I was disgusted by how shite the whole thing was. If any of those people had taught my child at primary I'd have withdrawn him from the lessons. No accent, terrible pronunciation, no idea of how the language worked.

Dreadful. And MFL is now a requirement at primary. It's a joke.

lambsie · 16/06/2015 15:56

There are children who can't speak and don't understand their own language. How can they master a second one? When people talk about all children and from what they are saying are not talking about all children without sen, it reads like they are not seeing some children as children/people.

nigelslaterfan · 16/06/2015 16:07

that's true, but then my ds had a Polish boy come to the school in year 2 and by the time they were in year 4 his English was better than some of the kids in his class who were born and brought up here.

Mistigri · 16/06/2015 16:38

Formidable I simply don't see how you can make a MFL compulsory in primary until you have a cohort of primary teachers who have been taught a MFL in secondary.
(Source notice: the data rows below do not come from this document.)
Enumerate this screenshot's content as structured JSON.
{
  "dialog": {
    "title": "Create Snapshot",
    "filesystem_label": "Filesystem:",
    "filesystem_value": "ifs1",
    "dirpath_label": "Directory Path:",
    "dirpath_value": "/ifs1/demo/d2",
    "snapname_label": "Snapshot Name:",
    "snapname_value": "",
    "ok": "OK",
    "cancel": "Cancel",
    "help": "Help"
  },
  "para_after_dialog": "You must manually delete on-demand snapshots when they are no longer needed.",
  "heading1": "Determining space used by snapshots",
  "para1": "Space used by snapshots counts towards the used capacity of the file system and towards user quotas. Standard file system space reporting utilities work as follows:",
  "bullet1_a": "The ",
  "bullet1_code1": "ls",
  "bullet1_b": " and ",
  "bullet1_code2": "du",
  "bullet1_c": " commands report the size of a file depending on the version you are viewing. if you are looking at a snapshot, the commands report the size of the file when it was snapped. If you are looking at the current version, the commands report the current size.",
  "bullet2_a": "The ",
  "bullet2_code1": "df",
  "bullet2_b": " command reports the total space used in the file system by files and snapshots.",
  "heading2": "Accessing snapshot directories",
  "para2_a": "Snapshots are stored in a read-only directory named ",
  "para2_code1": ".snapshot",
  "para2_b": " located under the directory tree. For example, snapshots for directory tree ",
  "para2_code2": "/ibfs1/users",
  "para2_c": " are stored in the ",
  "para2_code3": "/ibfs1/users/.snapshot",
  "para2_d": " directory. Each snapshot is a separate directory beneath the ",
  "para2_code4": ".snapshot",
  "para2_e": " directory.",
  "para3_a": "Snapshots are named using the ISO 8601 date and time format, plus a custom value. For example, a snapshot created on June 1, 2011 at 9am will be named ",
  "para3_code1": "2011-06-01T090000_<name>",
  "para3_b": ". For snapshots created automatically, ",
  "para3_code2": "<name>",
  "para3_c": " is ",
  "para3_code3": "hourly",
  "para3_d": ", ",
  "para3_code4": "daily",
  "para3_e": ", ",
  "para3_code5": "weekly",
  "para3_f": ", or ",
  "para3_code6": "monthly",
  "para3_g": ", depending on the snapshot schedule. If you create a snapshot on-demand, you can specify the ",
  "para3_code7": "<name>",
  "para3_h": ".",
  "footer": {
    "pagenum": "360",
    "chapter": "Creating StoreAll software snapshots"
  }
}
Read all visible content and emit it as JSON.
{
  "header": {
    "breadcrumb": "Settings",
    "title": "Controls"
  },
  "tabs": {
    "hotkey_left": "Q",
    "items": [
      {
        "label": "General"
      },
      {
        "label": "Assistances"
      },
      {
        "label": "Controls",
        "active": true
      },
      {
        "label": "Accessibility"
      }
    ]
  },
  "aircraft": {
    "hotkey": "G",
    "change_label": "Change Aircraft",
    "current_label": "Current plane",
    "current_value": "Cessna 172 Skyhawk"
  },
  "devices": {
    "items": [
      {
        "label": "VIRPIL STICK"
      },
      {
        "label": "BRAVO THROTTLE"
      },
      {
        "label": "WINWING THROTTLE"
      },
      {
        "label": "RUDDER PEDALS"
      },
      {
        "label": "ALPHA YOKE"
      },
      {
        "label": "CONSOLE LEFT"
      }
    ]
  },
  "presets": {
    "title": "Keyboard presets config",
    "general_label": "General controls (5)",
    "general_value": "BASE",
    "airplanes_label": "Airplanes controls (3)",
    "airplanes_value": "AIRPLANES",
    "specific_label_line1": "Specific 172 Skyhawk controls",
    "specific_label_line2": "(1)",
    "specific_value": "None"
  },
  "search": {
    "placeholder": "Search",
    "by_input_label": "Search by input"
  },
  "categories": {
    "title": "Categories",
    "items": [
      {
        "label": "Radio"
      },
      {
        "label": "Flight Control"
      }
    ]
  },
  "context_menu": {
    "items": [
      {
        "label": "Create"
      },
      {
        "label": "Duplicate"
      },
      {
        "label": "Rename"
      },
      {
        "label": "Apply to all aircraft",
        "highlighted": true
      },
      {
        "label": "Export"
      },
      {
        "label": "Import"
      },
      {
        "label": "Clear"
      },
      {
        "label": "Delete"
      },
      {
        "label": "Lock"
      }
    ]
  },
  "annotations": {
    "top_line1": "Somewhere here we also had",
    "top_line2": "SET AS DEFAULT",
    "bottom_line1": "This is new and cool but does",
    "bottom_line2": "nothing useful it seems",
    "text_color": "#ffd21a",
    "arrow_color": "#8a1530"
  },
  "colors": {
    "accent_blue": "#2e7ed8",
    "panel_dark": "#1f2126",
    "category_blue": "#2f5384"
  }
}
That's why I think it's an essential first step to make a MFL compulsory at secondary.

It should be open to schools to offer non-GCSE qualifications like DELF for French and DELE for spanish, which are explicitly linked to the European common framework for languages.

MinesAPintOfTea · 16/06/2015 17:43

Lambsie there have always been some children exempt from the requirments of the full curriculum due to sen. That does not mean that the curriculum for the majority of children is wrong, just that there needs to be sufficient flexibility for the small % of children for whom it is unachievable.

Bur I take your point about wording.